Coronavirus could cost business travel industry $47bn a month

4 March 2020

The coronavirus could potentially cost the global business travel industry $46.6bn per month as companies cut overseas meetings, a survey has found.

A poll by the Global Business Travel Association (GBTA) found the virus could potentially cost the industry $559.7bn annually, which would amount to 37% of the industry’s total 2020 forecasted global spend.

Primary destinations likely to be affected are North America, Europe, China and Asia Pacific region, according to the 401 companies that responded to the survey of the GBTA’s worldwide membership.

Two thirds (66%) of respondents reported postponing meetings or events due to the virus and 17% had postponed “many” events.

Among these respondents 54% were unsure when they expected travel to resume and 31% expected travel to resume in the next three months. One in seven (14%) expected delays to last up to six months.

Asia has suffered considerably as a result of changes to business travel with 95% of companies cancelling or suspending most or all of their business trips to China.

Three quarters (73%) said they had taken similar steps for events in Hong Kong and 54% had done the same for Taiwan.

Almost half (45%) had cancelled or suspended travel to meetings in other Asia Pacific countries such as Japan, South Korea or Malaysia.

When it came to trips to European countries, 23% said they had cancelled or suspended at least some travel.

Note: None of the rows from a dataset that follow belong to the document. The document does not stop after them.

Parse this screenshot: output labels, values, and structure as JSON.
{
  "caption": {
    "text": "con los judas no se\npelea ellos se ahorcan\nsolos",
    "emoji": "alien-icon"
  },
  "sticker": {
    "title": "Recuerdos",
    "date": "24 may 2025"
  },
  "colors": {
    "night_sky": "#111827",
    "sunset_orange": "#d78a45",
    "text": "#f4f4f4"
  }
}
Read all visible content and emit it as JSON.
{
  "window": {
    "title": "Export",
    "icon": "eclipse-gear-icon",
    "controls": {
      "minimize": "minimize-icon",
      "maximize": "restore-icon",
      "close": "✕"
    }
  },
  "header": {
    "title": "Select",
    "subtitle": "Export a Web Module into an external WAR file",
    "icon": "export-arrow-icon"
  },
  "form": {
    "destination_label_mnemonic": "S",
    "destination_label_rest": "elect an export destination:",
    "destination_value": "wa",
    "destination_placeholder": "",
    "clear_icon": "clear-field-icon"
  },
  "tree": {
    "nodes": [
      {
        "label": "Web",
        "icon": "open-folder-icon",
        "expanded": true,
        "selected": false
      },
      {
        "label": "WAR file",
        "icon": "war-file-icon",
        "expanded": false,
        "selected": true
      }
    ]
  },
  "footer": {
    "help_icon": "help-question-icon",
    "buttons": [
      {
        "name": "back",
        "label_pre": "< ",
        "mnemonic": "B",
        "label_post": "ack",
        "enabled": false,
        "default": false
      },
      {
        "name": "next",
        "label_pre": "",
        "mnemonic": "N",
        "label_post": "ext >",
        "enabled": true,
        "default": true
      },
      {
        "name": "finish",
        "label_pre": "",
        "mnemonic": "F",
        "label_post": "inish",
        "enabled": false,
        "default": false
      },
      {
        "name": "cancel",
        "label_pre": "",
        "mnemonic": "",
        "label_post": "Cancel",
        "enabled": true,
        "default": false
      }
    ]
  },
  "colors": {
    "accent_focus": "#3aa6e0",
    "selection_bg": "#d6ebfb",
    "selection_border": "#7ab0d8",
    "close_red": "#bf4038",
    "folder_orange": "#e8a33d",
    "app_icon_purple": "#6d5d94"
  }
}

Only 8% had cancelled or suspended most or all European trips.

Scott Solombrino, GBTA’s chief operating officer and executive director, said: “It is clear that the coronavirus is having a significant – and potentially very costly – effect on our members, their companies and on the overall business travel industry.

“It is fundamentally affecting the way many companies are now doing business. If this turns into a global pandemic, the industry may well lose billions of dollars – an impact that will have negative ramifications for the entire global economy.”

Among global companies which have publicly cut back on business travel are Nestlé, which last week told SM: “We take our responsibility for our employees and to the communities in which we operate seriously and continue to follow the advice of public health organisations.

“As a precaution, we have asked all of our employees worldwide not to travel for business purposes until 15 March 2020. We will review this measure in light of external developments.”

L’Oreal, food firm Cargill, Unilever and Italian bank UniCredit are also reported to have cut back on business travel.